Dekonstruksi Diskursus Kurikulum
Dalam perspektif CDA, salah satu langkah penting adalah mendekonstruksi diskursus dominan untuk mengungkap ideologi yang mendasarinya. Kurikulum seragam, misalnya, perlu dianalisis sebagai konstruksi sosial yang mencerminkan kepentingan kelompok tertentu. Dekonstruksi ini dapat membantu mengidentifikasi asumsi-asumsi yang tersembunyi, seperti anggapan bahwa semua siswa memiliki potensi yang sama untuk beradaptasi dengan standar yang sama.

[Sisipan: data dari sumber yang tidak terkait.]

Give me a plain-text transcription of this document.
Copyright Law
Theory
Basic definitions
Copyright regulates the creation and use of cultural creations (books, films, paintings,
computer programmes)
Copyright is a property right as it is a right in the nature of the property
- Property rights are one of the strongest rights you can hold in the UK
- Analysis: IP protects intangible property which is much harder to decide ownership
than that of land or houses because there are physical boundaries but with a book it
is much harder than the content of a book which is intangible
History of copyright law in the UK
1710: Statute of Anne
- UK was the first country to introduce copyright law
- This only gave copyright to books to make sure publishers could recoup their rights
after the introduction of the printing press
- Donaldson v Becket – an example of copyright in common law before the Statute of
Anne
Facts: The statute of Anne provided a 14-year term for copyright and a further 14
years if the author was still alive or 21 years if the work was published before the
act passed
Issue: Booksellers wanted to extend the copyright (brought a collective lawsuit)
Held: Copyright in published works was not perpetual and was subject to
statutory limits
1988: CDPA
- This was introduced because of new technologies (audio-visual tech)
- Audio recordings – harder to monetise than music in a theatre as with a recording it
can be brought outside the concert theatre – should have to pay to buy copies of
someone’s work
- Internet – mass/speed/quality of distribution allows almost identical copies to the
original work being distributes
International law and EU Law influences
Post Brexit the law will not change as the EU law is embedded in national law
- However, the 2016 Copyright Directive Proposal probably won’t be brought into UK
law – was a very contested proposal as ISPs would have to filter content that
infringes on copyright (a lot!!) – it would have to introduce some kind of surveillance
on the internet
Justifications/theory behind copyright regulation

Dekonstruksi juga dapat mengungkapkan bahwa ketidakadilan dalam pendidikan tidak hanya disebabkan oleh kurikulum itu sendiri, tetapi juga oleh sistem evaluasi yang menyertainya. Dalam banyak kasus, siswa dinilai berdasarkan kemampuan mereka untuk memenuhi standar kurikulum, bukan berdasarkan potensi atau keunikan mereka. Evaluasi ini sering kali memperkuat ketimpangan, seperti yang terlihat dalam kartun di mana hanya cumi-cumi yang dianggap "berhasil" karena mampu melesat cepat.
Pendidikan yang Adil: Menyusun Diskursus Alternatif
Sebagai langkah menuju keadilan dalam pendidikan, penting untuk menyusun diskursus alternatif yang menghargai keragaman individu. Dalam konteks CDA, ini berarti menciptakan wacana yang tidak hanya mengakui, tetapi juga merayakan keunikan siswa. Misalnya, kurikulum dapat dirancang untuk lebih fleksibel, memungkinkan siswa untuk memilih jalur yang sesuai dengan minat dan potensi mereka. Hal ini sejalan dengan prinsip empowerment dalam CDA, di mana individu diberdayakan untuk mengambil kendali atas proses pembelajaran mereka sendiri.